Centres d’appel en Tunisie : des milliers d’emplois menacés par la fin du démarchage téléphonique en France
Le secteur des centres d’appel en Tunisie se prépare à un changement majeur qui pourrait redessiner son avenir. À partir du 11 août 2026, une nouvelle loi française interdira le démarchage téléphonique commercial sans consentement préalable du consommateur.
Une réforme qui risque d’avoir des répercussions directes sur l’industrie tunisienne de la relation client, l’un des principaux employeurs du pays dans le secteur des services.

Avec près de 250 centres d’appel et plus de 27 000 salariés, essentiellement des jeunes diplômés, la Tunisie s’est imposée au fil des années comme une destination privilégiée pour l’externalisation des services de relation client destinés au marché européen, et particulièrement français. Toutefois, cette forte dépendance constitue aujourd’hui une vulnérabilité.
Selon une étude réalisée en septembre 2024 par la Chambre nationale des centres d’appels et de la relation client de l’UTICA, près de 84 % du chiffre d’affaires du secteur est généré grâce à des contrats conclus avec des entreprises françaises.
L’entrée en vigueur de la nouvelle réglementation pourrait ainsi affecter environ 20 % de l’activité globale des centres d’appel tunisiens.
Les entreprises les plus exposées sont celles spécialisées dans la prospection commerciale B2C (Business to Consumer), qui reposent sur les appels téléphoniques à froid pour recruter de nouveaux clients. Ces structures, souvent de taille moyenne ou petite, pourraient voir leur activité diminuer considérablement dans les prochains mois, mettant potentiellement en danger plusieurs milliers d’emplois.
La nouvelle législation française instaure le principe du « opt-in », obligeant les entreprises à obtenir l’accord explicite du consommateur avant toute démarche commerciale par téléphone. Cette mesure marque un tournant dans la protection des consommateurs européens et s’inscrit dans une tendance plus large observée dans plusieurs pays de l’Union européenne.
Pour Zied Ben Ali, trésorier de la Chambre nationale syndicale des centres d’appels et de la relation client à l’UTICA, cette réforme ne vise pas directement la Tunisie. Elle répond plutôt à une volonté croissante des consommateurs européens de limiter les appels commerciaux jugés intrusifs.
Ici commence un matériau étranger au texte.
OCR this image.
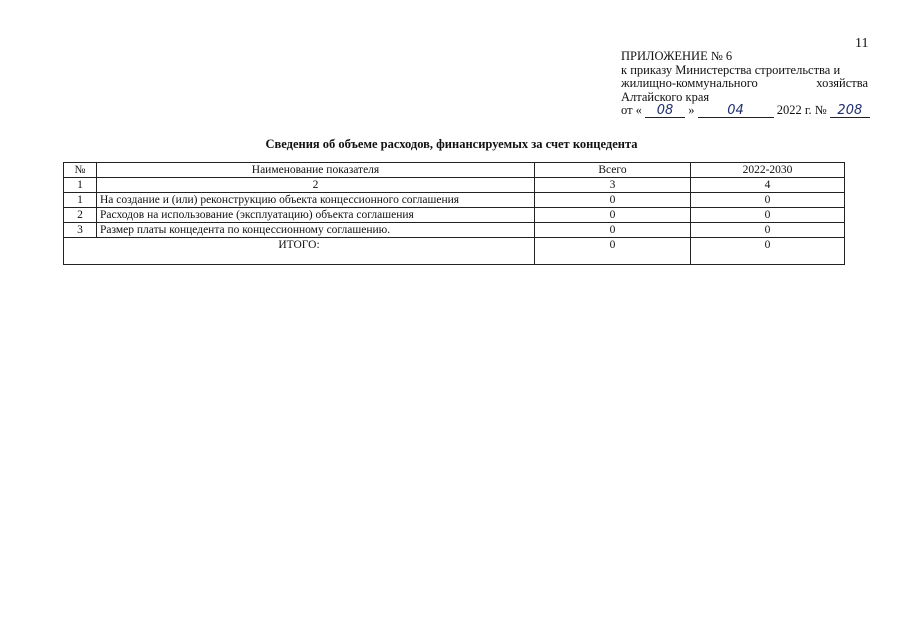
11
ПРИЛОЖЕНИЕ № 6
к приказу Министерства строительства и
жилищно-коммунального	хозяйства
Алтайского края
от « 08 »	04	2022 г. № 208
Сведения об объеме расходов, финансируемых за счет концедента
№	Наименование показателя	Всего	2022-2030
1	2	3	4
1	На создание и (или) реконструкцию объекта концессионного соглашения	0	0
2	Расходов на использование (эксплуатацию) объекта соглашения	0	0
3	Размер платы концедента по концессионному соглашению.	0	0
ИТОГО:		0	0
Malgré les inquiétudes, aucun centre d’appel tunisien n’a, à ce jour, annoncé sa fermeture en raison de cette nouvelle réglementation.
Face à cette évolution, les acteurs du secteur ont déjà commencé à adapter leurs stratégies. Plusieurs entreprises délaissent progressivement le télémarketing B2C pour se tourner vers le marketing B2B, destiné aux entreprises. D’autres privilégient des bases de données constituées de clients ayant donné leur consentement ou développent des prestations à plus forte valeur ajoutée.
Les grands centres d’appel semblent mieux armés pour affronter cette transition. Déjà positionnés sur des activités comme le support technique, l’assistance informatique, la gestion de l’expérience client ou encore l’externalisation de services bancaires et technologiques, ils sont moins dépendants de la prospection commerciale traditionnelle.
Pour assurer la pérennité du secteur, les professionnels plaident également pour une diversification des marchés. L’objectif est de réduire la dépendance à la France en développant davantage de services en anglais, italien, allemand ou espagnol.
L’intelligence artificielle apparaît également comme un levier stratégique majeur. Les métiers de la relation client évoluent rapidement vers des fonctions spécialisées intégrant l’analyse des données, l’automatisation intelligente et l’accompagnement personnalisé.
Si la nouvelle loi française représente un défi de taille pour les centres d’appel tunisiens, elle pourrait également accélérer la modernisation d’un secteur appelé à se réinventer. Entre innovation technologique, montée en compétences et conquête de nouveaux marchés, l’industrie tunisienne de la relation client joue aujourd’hui une partie essentielle de son avenir.